Muss ich den Bergwachteinsatz in Bayern bezahlen ?

Die folgenden Aussagen treffen ausschließlich für die Bergwacht Bayern zu; Österreich, Schweiz und Schwarzwald haben andere Bestimmungen!
Jede Einsatzkraft leistet ihren Einsatz ehrenamtlich. In Artikel 36 des Bayerischen Rettungsdienstgesetzes  wird geregelt, dass die Durchführenden der Berg- und Höhlenrettung sowie der Wasserrettung für ihre Leistungen Benutzungsentgelte erheben müssen.
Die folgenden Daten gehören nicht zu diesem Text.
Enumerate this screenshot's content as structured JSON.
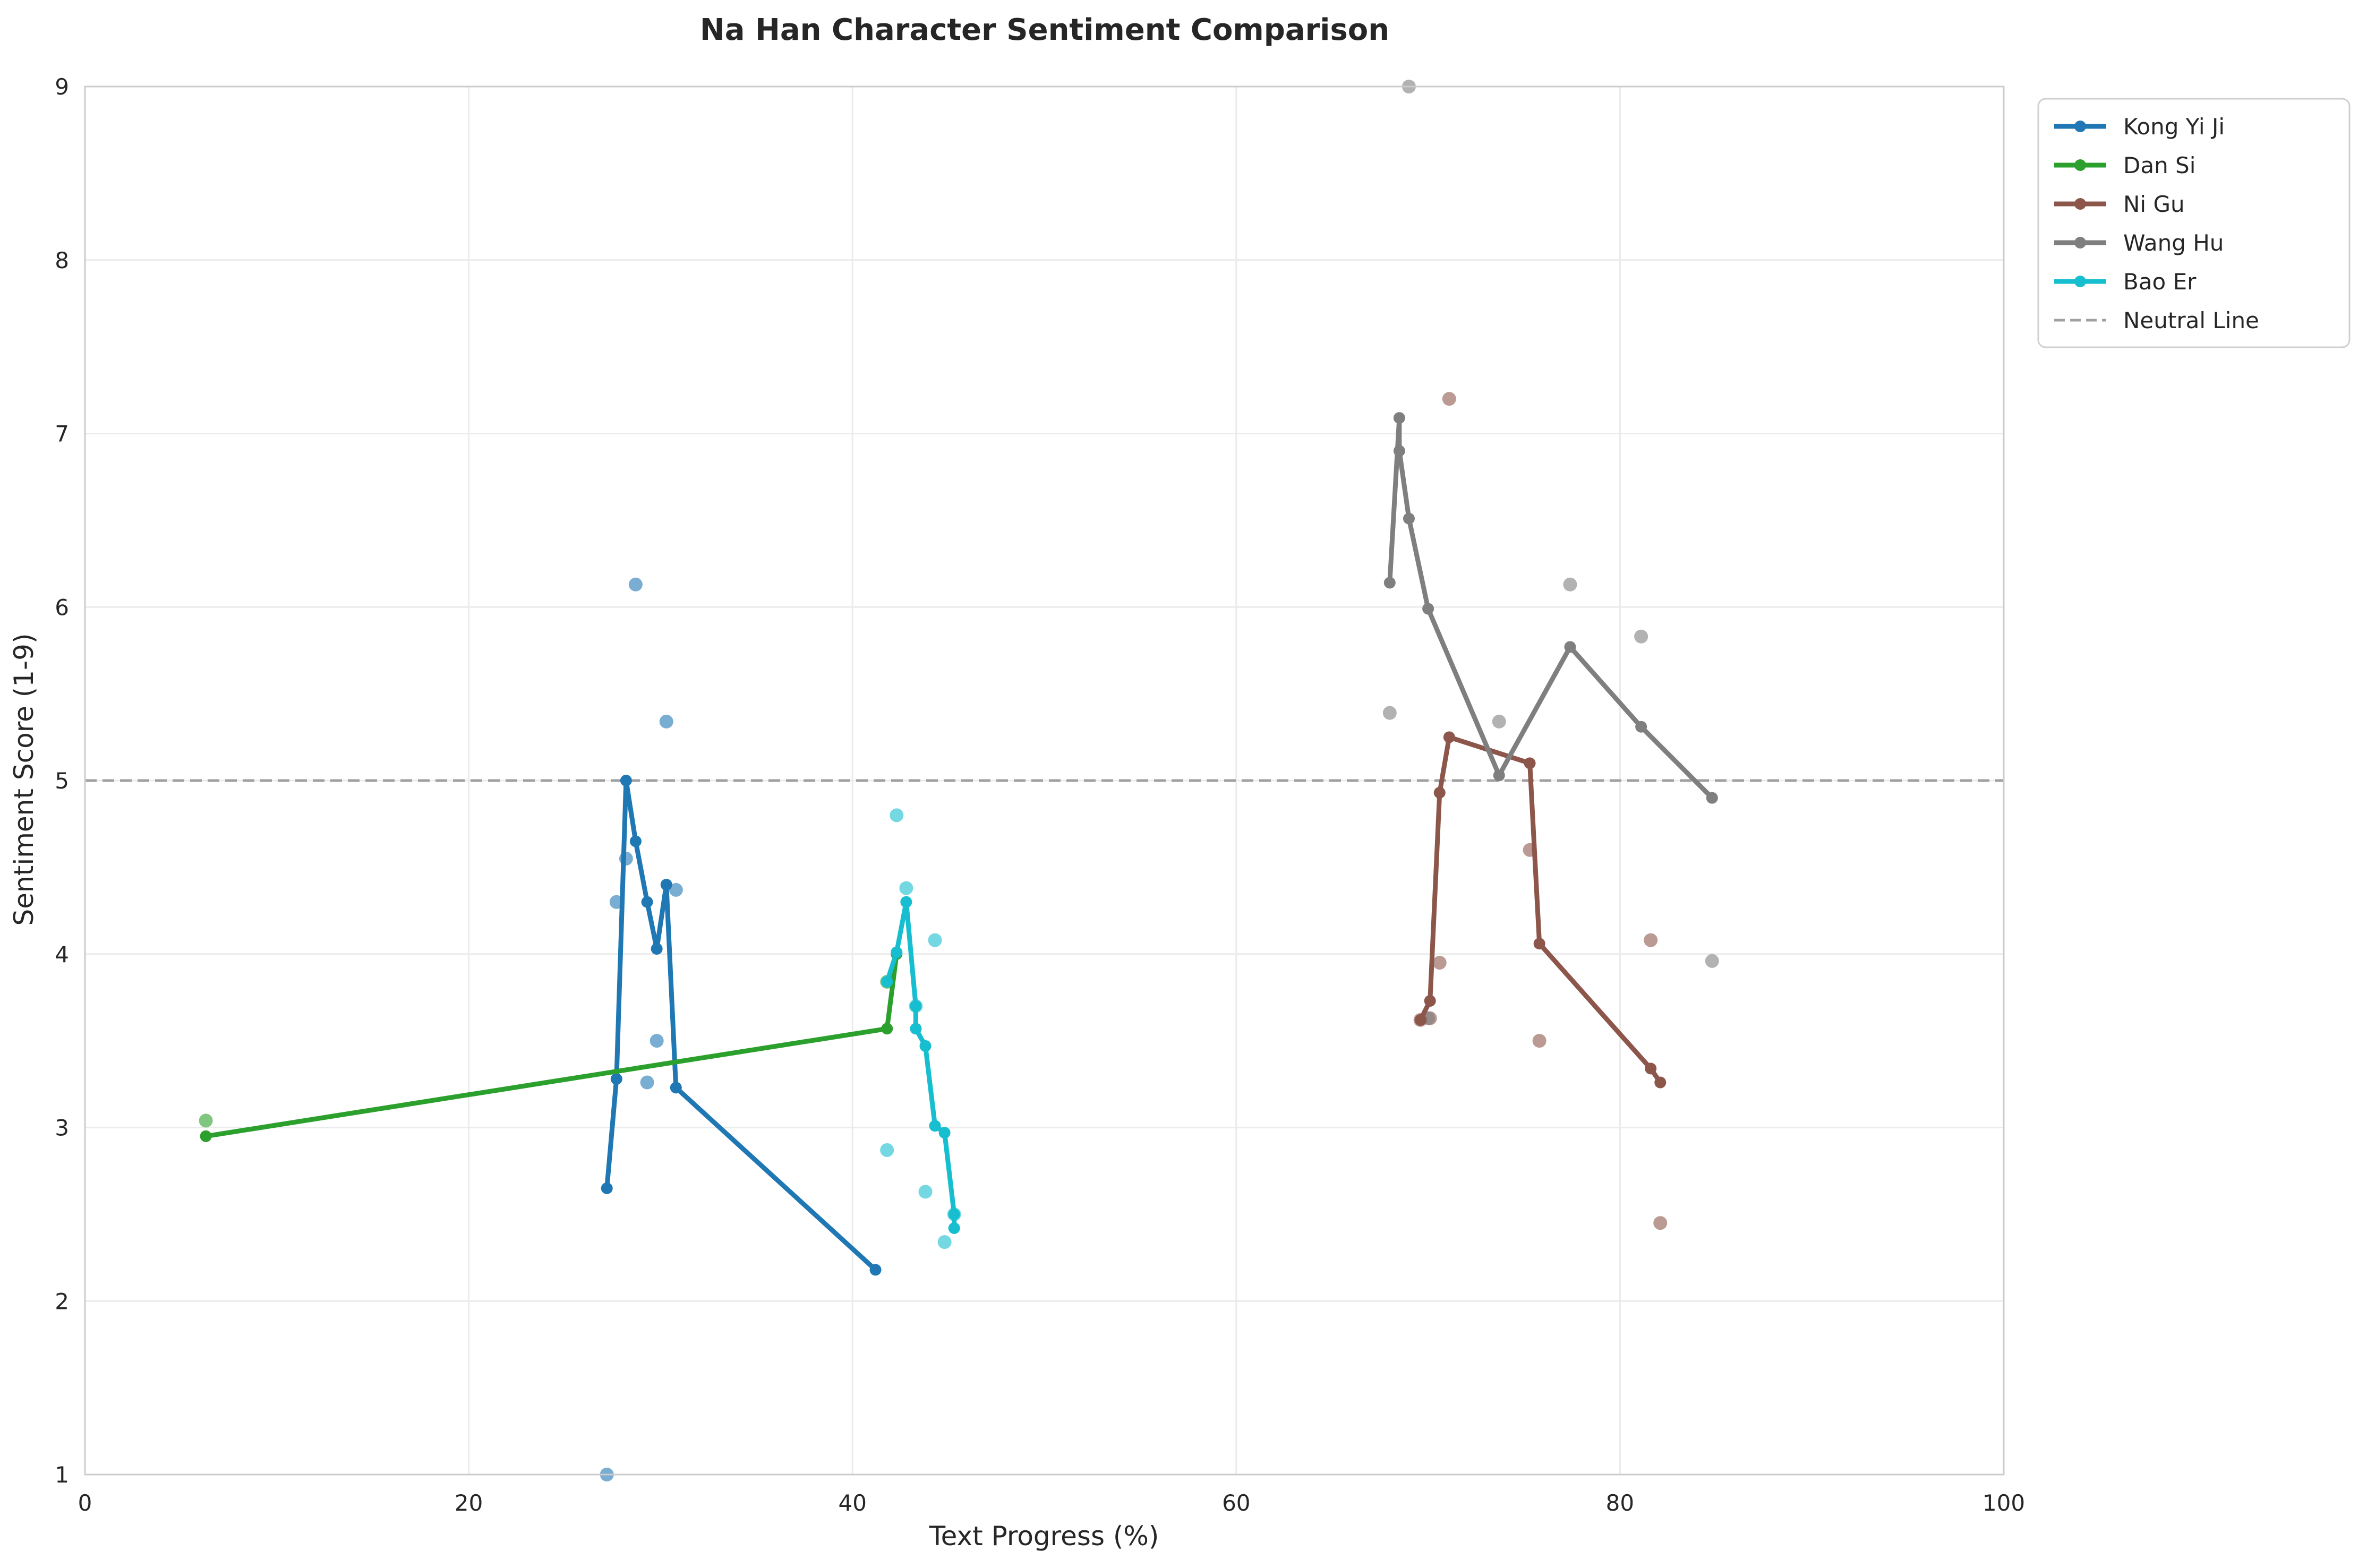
{
  "chart_data": {
    "type": "line",
    "title": "Na Han Character Sentiment Comparison",
    "xlabel": "Text Progress (%)",
    "ylabel": "Sentiment Score (1-9)",
    "xlim": [
      0,
      100
    ],
    "ylim": [
      1,
      9
    ],
    "xticks": [
      0,
      20,
      40,
      60,
      80,
      100
    ],
    "yticks": [
      1,
      2,
      3,
      4,
      5,
      6,
      7,
      8,
      9
    ],
    "grid": true,
    "legend_position": "outside-top-right",
    "neutral_line": {
      "y": 5,
      "label": "Neutral Line",
      "color": "#a0a0a0"
    },
    "series": [
      {
        "name": "Kong Yi Ji",
        "color": "#1f77b4",
        "line": [
          [
            27.2,
            2.65
          ],
          [
            27.7,
            3.28
          ],
          [
            28.2,
            5.0
          ],
          [
            28.7,
            4.65
          ],
          [
            29.3,
            4.3
          ],
          [
            29.8,
            4.03
          ],
          [
            30.3,
            4.4
          ],
          [
            30.8,
            3.23
          ],
          [
            41.2,
            2.18
          ]
        ],
        "raw": [
          [
            27.2,
            1.0
          ],
          [
            27.7,
            4.3
          ],
          [
            28.2,
            4.55
          ],
          [
            28.7,
            6.13
          ],
          [
            29.3,
            3.26
          ],
          [
            29.8,
            3.5
          ],
          [
            30.3,
            5.34
          ],
          [
            30.8,
            4.37
          ]
        ]
      },
      {
        "name": "Dan Si",
        "color": "#2ca02c",
        "line": [
          [
            6.3,
            2.95
          ],
          [
            41.8,
            3.57
          ],
          [
            42.3,
            4.0
          ]
        ],
        "raw": [
          [
            6.3,
            3.04
          ],
          [
            41.8,
            3.84
          ]
        ]
      },
      {
        "name": "Ni Gu",
        "color": "#8c564b",
        "line": [
          [
            69.6,
            3.62
          ],
          [
            70.1,
            3.73
          ],
          [
            70.6,
            4.93
          ],
          [
            71.1,
            5.25
          ],
          [
            75.3,
            5.1
          ],
          [
            75.8,
            4.06
          ],
          [
            81.6,
            3.34
          ],
          [
            82.1,
            3.26
          ]
        ],
        "raw": [
          [
            69.6,
            3.62
          ],
          [
            70.1,
            3.63
          ],
          [
            70.6,
            3.95
          ],
          [
            71.1,
            7.2
          ],
          [
            75.3,
            4.6
          ],
          [
            75.8,
            3.5
          ],
          [
            81.6,
            4.08
          ],
          [
            82.1,
            2.45
          ]
        ]
      },
      {
        "name": "Wang Hu",
        "color": "#7f7f7f",
        "line": [
          [
            68.0,
            6.14
          ],
          [
            68.5,
            7.09
          ],
          [
            68.5,
            6.9
          ],
          [
            69.0,
            6.51
          ],
          [
            70.0,
            5.99
          ],
          [
            73.7,
            5.03
          ],
          [
            77.4,
            5.77
          ],
          [
            81.1,
            5.31
          ],
          [
            84.8,
            4.9
          ]
        ],
        "raw": [
          [
            68.0,
            5.39
          ],
          [
            69.0,
            9.0
          ],
          [
            70.0,
            3.63
          ],
          [
            73.7,
            5.34
          ],
          [
            77.4,
            6.13
          ],
          [
            81.1,
            5.83
          ],
          [
            84.8,
            3.96
          ]
        ]
      },
      {
        "name": "Bao Er",
        "color": "#17becf",
        "line": [
          [
            41.8,
            3.84
          ],
          [
            42.3,
            4.01
          ],
          [
            42.8,
            4.3
          ],
          [
            43.3,
            3.7
          ],
          [
            43.3,
            3.57
          ],
          [
            43.8,
            3.47
          ],
          [
            44.3,
            3.01
          ],
          [
            44.8,
            2.97
          ],
          [
            45.3,
            2.5
          ],
          [
            45.3,
            2.42
          ]
        ],
        "raw": [
          [
            41.8,
            2.87
          ],
          [
            42.3,
            4.8
          ],
          [
            42.8,
            4.38
          ],
          [
            43.3,
            3.7
          ],
          [
            43.8,
            2.63
          ],
          [
            44.3,
            4.08
          ],
          [
            44.8,
            2.34
          ],
          [
            45.3,
            2.5
          ]
        ]
      }
    ]
  }
}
Die je nach Einsatzart unterschiedlichen Pauschalen wurden gemeinsam mit den Krankenkassen vereinbart.

  • Sogenannte „Notfalleinsätze Berg“ der Bergwacht Bayern
    Hierzu zählt die Rettung eines erkrankten oder verletzten Bergsportlers, der im Anschluss ärztlich behandelt werden muss. Auf Basis des Sozialgesetzbuches V werden diese Kosten je nach Aufwand durch die Krankenkassen mit definierten Pauschalen erstattet.   Es fallen keine weitere Kosten seitens der Bergwacht Bayern an.
  • Sogenannte „Sondereinätze Berg“ der Bergwacht Bayern
    Bei diesen besonderen Einsätzen können die Krankenkassen keine Leistungen übernehmen. Die entsandenen Kosten müssen pauschal mit den Betroffenen oder Angehörigen verrechnet werden. Aber keine Angst, die Bergwacht stürzt normalerweise niemanden in den Ruin.